3. The friction pump according to claim 1, wherein the reinforcing ring encompasses a thrust transmitting member encompassing a rotor section.

4. The friction pump according to claim 3, wherein contact surfaces of the thrust transmitting member and the related rotor section are conical.

5. The friction pump according to claim 4, wherein the cone shaped rotor section is located within a recess on a high-vacuum side and forms a ring groove with the outer rotor section.

6. The friction pump according to claim 5, wherein the shaft projects into the recess and is equipped with a thread, and where a nut presses the thrust transmitting member on to the rotor section.

7. The friction pump according to claim 6, wherein the rotor is made of aluminum, the shaft, thrust transmitting member, and nut are made of steel, and the reinforcing rings are made of carbon fiber composite.

8. The friction pump according to claim 5, wherein the inner rotor section of the ring groove also encompasses the conical section for the thrust transmitting member and a further cylindrical section.

9. The friction pump according to claim 8, wherein each reinforcing ring is assigned to both the thrust transmitting member and the cylindrical section.

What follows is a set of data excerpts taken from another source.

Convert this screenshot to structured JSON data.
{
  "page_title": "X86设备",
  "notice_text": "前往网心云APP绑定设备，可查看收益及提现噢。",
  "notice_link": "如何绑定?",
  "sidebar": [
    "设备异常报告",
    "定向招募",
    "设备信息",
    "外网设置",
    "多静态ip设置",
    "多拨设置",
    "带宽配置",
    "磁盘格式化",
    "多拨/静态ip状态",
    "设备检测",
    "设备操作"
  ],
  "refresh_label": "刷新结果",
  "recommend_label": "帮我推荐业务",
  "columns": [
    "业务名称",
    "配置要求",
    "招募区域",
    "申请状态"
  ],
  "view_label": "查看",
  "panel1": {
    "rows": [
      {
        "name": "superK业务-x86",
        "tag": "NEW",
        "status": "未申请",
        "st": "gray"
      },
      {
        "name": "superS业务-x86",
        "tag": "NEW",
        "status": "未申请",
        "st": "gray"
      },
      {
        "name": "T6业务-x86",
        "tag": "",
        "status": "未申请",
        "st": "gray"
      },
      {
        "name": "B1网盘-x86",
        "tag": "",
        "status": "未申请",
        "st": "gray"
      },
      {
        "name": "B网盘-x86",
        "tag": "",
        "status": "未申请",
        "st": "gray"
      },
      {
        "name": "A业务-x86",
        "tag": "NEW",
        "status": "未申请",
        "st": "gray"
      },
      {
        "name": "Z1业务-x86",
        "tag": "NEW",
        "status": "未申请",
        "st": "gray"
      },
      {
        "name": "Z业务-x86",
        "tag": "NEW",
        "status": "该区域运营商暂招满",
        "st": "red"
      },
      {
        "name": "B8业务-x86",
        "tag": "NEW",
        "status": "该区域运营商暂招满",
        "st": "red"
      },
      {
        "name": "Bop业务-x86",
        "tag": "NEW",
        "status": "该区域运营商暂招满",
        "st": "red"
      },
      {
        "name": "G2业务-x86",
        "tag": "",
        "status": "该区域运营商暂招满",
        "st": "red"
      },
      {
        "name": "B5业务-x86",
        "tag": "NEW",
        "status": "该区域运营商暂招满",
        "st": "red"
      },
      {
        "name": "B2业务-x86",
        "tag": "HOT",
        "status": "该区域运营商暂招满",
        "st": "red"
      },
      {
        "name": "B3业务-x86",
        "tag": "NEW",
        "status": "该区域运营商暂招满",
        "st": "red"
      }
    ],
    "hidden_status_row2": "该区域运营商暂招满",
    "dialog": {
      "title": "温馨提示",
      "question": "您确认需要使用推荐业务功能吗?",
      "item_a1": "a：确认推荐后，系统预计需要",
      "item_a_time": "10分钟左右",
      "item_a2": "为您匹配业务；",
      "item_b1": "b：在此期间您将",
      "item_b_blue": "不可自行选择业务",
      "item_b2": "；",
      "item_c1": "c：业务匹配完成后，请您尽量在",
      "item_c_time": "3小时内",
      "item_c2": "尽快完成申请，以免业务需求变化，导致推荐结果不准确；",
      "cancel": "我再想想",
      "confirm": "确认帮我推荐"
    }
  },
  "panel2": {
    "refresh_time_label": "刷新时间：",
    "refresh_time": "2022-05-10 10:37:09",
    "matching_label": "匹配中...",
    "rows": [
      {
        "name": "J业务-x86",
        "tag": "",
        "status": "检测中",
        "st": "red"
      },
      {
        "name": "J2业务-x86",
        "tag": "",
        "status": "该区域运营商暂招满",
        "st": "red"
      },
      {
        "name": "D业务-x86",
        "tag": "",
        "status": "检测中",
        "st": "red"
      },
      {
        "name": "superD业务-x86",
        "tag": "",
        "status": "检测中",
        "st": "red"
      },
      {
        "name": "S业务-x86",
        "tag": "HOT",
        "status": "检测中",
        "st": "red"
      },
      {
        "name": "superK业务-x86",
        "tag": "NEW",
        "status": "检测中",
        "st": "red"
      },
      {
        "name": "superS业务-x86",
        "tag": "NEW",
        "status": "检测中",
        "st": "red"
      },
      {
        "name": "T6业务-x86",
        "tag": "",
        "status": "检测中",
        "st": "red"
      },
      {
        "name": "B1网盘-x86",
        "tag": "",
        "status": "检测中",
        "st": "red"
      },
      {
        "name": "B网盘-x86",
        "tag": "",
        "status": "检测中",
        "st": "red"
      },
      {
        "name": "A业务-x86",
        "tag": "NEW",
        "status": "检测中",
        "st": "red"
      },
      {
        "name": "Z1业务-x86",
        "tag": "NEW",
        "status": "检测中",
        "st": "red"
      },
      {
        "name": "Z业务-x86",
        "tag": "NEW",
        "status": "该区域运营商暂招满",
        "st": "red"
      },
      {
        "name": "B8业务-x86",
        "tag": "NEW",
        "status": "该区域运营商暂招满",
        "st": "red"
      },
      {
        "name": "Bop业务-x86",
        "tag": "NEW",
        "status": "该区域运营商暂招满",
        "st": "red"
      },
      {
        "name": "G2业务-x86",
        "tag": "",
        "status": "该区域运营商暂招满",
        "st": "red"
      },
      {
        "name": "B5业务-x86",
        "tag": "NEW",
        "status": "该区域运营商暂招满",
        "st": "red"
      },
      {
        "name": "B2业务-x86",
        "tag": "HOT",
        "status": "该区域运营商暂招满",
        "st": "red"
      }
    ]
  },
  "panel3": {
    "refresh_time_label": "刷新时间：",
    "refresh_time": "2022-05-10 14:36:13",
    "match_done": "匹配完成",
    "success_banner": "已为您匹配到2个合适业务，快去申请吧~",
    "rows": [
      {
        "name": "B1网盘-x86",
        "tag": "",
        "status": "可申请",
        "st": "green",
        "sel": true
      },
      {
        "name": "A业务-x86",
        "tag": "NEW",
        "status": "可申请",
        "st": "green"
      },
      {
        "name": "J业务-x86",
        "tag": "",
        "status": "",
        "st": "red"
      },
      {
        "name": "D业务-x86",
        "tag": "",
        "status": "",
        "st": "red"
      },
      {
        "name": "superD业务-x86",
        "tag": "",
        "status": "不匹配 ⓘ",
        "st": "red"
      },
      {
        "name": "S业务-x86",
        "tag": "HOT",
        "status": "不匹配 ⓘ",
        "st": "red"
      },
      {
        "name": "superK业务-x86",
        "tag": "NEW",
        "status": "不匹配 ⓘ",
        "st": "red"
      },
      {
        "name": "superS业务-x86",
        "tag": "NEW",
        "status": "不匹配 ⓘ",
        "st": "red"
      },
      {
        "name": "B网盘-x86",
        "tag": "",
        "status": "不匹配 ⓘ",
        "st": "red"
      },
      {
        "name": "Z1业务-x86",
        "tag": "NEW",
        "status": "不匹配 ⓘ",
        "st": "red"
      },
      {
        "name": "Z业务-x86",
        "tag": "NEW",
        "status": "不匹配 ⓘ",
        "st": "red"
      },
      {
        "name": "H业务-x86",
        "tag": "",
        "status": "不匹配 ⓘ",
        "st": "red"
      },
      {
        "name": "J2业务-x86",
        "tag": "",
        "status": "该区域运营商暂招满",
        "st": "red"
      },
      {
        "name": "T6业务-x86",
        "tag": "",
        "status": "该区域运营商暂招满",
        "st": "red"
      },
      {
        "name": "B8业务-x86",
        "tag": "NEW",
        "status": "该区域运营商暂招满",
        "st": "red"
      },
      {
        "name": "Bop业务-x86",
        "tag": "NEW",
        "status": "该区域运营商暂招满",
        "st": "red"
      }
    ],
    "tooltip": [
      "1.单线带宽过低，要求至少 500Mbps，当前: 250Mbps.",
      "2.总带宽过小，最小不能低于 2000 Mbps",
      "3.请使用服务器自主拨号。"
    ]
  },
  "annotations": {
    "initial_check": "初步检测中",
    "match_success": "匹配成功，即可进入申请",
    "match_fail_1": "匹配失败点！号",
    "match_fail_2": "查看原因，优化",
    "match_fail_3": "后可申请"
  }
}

10. A turbomolecular vacuum pump comprising:

a stator supported in a housing;

a shaft rotatably mounted to the housing and disposed within the stator;

a rotor rotatably received in the stator, the rotor including:

a central well in a high vacuum face of the rotor,

a projecting portion extending from an inner end of the central well, the projecting portion having a conical surface at an outer end thereof,

a bore extending from a low vacuum face of the rotor, through the rotor and centrally through the projecting portion;

a thrust ring received on the shaft and having a conical inner surface that is received on the projecting portion conical surface, an innermost face of the thrust ring being displaced from the inner end of the central well.

11. The turbomolecular vacuum pump according to claim 10 further including:

a reinforcing ring made of a high strength material which has a lower thermal expansion than the rotor, the reinforcing ring encircling and compressing one of:

the thrust ring,

the projecting portion in the central well below the thrust ring, and

a cylindrically-shaped rotor section which surrounds the shaft at the low vacuum face of the rotor.

12. The turbomolecular pump according to claim 11 wherein:

the rotor is made of aluminum; and,

the reinforcing ring is made of one of steel and carbon fiber composite.

13. A friction pump comprising:

a housing;

a shaft supported in the housing by bearings;

a rotor having an inner rotor section and an outer rotor section, a central bore hole being defined through the inner rotor section, the shaft extending into the bore hole and being connected with the inner rotor section, the rotor having a ring groove defined in at least one of front and rear faces of the rotor, the ring groove being limited by the inner and outer rotor sections;

a reinforcing ring disposed in the ring groove surrounding a portion of the inner rotor section between the central bore hole and the ring groove to reinforce the portion of the inner rotor sections.